Liputan6.com, Jakarta - Asosiasi Pengusaha Indonesia (APINDO) menyayangkan pertumbuhan industri manufaktur Indonesia yang tercatat negatif dalam lima tahun terakhir. Alasannya karena persoalan upah buruh.
Ketua Umum APINDO, Sofjan Wanandi mengungkapkan, penanaman modal dalam negeri (PMDN) didominasi di sektor properti, perdagangan bukan manufaktur. Sektor-sektor tersebut memberikan keuntungan yang lebih menggiurkan.
"Manufaktur nggak banyak masuk karena takut dengan buruh-buruh ini. Jadi masalah buruh nomor satu yang harus diperbaiki sistemnya," ujar Sofjan kepada Liputan6.com, Jakarta, seperti ditulis Minggu (30/11/2014).
Kata Sofjan, buruh-buruh yang bekerja di perusahaan anggota APINDO sebenarnya tidak melulu meributkan soal kenaikan upah. Dia justru menuding demo buruh setiap tahun yang menuntut penyesuaian upah diperani orang-orang pengangguran.
"Buruh di perusahaan kita nggak mempermasalahkan (upah). Itu kan kerjaan pemimpin serikat pekerja, padahal dia nggak kerja. Kami sudah cek semua, mewakili buruh tapi nggak pernah kerja. Di luar negeri seseorang nggak boleh jadi pemimpin buruh, kalau nggak pernah kerja di perusahaan," tegas Ketua Tim Ahli Wapres Jusuf Kalla itu.
Dia berharap, pemerintah memikirkan kesejahteraan buruh ketimbang terus menaikkan upah setiap tahun. Contohnya saja membangun perumahan buruh di kawasan industri, lokasi terdekat dengan tempat kerjanya.
"Berikan bunga murah, cicilan murah buat rumah buruh. Yang tadinya harus sewa Rp 400-500 ribu per bulan, kasih subsidi jadi Rp 200 ribu per bulan. Lahan disediakan, tapi jangan dibikin mal atau real estate," cetus Sofjan.
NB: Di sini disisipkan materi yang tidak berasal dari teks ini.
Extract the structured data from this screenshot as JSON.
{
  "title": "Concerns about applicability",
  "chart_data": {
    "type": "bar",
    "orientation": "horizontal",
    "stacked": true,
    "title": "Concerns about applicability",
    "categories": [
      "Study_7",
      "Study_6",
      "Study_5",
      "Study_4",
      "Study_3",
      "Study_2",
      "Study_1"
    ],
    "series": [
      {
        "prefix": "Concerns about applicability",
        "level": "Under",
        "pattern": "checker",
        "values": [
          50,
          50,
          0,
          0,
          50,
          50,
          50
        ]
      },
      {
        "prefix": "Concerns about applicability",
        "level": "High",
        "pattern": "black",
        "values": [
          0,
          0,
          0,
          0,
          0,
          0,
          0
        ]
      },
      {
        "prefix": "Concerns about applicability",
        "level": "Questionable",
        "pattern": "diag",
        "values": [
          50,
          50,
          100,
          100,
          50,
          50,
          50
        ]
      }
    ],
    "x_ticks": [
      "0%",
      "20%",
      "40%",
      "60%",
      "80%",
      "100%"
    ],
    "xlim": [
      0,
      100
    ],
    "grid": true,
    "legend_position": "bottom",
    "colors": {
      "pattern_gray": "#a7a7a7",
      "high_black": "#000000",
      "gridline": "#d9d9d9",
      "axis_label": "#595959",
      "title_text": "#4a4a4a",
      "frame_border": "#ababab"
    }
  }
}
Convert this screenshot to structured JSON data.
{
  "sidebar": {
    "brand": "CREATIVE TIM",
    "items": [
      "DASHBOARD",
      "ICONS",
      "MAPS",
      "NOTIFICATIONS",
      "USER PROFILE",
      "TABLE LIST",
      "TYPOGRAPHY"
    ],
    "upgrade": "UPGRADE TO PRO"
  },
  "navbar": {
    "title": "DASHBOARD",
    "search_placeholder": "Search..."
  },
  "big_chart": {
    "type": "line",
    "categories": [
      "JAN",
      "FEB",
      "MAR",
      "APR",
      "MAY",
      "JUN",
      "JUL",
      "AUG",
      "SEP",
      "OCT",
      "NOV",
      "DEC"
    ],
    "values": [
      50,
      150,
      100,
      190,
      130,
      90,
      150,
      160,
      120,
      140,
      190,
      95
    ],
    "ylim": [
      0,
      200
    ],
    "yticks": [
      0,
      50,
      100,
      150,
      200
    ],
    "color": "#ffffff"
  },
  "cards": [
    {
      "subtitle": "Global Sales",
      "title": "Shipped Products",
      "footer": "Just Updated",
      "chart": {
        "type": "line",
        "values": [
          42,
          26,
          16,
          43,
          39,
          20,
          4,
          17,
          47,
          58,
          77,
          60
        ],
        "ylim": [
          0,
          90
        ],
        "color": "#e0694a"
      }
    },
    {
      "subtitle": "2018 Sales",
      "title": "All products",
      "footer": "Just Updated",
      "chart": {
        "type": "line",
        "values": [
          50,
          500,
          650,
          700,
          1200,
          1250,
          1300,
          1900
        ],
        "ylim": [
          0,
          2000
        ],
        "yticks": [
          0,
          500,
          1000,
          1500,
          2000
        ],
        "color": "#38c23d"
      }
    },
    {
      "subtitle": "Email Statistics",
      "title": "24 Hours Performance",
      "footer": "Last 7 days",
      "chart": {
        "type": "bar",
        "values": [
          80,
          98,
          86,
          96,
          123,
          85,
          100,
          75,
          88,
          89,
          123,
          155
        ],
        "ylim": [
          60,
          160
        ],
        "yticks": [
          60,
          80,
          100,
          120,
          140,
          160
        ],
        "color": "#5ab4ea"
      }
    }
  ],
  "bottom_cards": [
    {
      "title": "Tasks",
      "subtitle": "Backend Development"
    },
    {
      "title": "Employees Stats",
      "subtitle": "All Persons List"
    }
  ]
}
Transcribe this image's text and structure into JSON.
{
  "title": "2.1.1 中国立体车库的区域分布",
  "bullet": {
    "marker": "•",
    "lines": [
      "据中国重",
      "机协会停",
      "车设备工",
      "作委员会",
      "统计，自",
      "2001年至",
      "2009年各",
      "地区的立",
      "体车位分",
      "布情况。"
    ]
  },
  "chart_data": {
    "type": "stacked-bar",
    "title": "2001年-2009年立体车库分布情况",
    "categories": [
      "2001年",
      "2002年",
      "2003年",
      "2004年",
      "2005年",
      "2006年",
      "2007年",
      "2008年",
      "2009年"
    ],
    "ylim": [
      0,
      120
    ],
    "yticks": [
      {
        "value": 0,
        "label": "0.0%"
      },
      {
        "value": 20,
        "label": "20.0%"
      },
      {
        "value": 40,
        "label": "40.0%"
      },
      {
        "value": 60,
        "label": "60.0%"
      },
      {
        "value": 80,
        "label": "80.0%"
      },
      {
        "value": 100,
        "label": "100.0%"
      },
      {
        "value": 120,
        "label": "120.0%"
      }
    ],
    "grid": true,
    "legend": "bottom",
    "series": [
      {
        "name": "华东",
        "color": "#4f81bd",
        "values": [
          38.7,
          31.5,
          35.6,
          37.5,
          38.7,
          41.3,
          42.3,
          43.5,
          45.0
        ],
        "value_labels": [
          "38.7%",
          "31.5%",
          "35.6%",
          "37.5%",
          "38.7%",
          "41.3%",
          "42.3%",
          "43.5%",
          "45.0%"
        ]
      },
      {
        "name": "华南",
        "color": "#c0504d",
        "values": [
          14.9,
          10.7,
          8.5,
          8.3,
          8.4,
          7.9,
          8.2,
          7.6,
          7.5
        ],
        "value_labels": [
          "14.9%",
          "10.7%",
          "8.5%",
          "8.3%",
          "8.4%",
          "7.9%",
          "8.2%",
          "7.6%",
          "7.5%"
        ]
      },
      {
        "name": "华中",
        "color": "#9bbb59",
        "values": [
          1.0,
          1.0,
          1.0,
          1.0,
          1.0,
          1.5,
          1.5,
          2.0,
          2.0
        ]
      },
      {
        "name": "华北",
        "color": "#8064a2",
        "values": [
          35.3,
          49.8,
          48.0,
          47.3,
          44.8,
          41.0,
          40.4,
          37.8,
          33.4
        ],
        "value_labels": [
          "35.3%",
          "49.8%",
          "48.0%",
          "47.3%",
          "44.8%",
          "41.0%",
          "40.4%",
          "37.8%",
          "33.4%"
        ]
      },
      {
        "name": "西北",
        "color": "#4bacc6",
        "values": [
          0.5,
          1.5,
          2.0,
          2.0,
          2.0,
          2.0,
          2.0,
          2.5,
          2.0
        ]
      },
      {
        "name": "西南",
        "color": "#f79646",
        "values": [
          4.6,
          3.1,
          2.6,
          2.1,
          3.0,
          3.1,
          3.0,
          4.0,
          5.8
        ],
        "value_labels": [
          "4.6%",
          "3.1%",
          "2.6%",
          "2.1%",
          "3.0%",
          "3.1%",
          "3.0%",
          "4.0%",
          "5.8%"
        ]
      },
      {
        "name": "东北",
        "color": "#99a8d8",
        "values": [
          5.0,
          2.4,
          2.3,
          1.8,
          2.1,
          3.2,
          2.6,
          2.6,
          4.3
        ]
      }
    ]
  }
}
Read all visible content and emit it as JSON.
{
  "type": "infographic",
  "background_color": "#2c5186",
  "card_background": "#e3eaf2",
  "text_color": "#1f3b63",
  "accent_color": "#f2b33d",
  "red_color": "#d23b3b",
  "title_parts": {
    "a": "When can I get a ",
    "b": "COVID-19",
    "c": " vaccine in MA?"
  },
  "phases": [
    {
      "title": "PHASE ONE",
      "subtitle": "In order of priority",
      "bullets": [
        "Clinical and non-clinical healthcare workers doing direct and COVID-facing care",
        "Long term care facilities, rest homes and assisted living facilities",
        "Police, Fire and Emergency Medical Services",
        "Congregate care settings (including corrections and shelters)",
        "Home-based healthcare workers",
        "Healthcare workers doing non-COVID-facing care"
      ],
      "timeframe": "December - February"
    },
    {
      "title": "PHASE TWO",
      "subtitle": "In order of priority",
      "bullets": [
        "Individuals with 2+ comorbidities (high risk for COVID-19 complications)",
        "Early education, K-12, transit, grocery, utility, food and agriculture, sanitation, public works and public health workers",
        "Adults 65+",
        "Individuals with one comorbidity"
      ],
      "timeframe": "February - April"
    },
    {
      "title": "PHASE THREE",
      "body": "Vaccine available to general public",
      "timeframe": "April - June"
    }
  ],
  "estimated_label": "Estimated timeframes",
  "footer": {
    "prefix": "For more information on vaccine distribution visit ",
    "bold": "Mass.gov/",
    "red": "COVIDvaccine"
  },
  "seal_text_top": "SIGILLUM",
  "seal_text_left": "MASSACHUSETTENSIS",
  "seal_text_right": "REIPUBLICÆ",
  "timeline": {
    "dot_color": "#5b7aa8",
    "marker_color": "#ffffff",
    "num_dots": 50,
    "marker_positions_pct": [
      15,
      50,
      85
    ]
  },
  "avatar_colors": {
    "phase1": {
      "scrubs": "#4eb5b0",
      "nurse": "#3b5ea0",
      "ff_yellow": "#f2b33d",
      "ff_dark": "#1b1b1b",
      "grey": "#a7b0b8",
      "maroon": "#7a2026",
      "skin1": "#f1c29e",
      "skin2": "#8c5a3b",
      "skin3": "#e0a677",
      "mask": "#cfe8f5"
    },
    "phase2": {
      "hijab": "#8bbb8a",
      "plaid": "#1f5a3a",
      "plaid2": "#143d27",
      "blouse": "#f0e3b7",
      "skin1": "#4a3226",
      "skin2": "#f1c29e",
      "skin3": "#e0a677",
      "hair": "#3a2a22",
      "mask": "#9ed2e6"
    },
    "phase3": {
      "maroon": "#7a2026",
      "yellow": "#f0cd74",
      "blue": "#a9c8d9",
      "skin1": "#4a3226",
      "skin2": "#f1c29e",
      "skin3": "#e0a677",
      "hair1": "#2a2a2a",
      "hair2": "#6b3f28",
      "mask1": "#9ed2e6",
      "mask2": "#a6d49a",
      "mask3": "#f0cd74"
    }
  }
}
Persoalan lain, dia bilang, memangkas dan memudahkan perizinan investasi di Tanah Air. Pasalnya banyak izin daerah yang menguras kantong pengusaha. "Malas kalau setiap izin harus dibikin tandatangan yang ujung-ujungnya duit. Mending simpan di bank," terang dia.
Sementara itu, Ekonom PT Samuel Sekuritas, Lana Soelistianingsih menuturkan, pemerintah memang perlu memikirkan untuk mengembangkan sektor hulu dan hilir. Hal ini dilakukan untuk mengurangi impor. Selama ini, investor telah membangun pabrik di Indonesia tetapi sayangnya pabrik untuk merakit.
"Seharusnya bahan baku juga berasal dari Indonesia, dan dirakit juga di sini. Jangan produsen HP buat pabrik dan rakit di sini tetapi bahan bakunya dari luar negeri," kata Lana.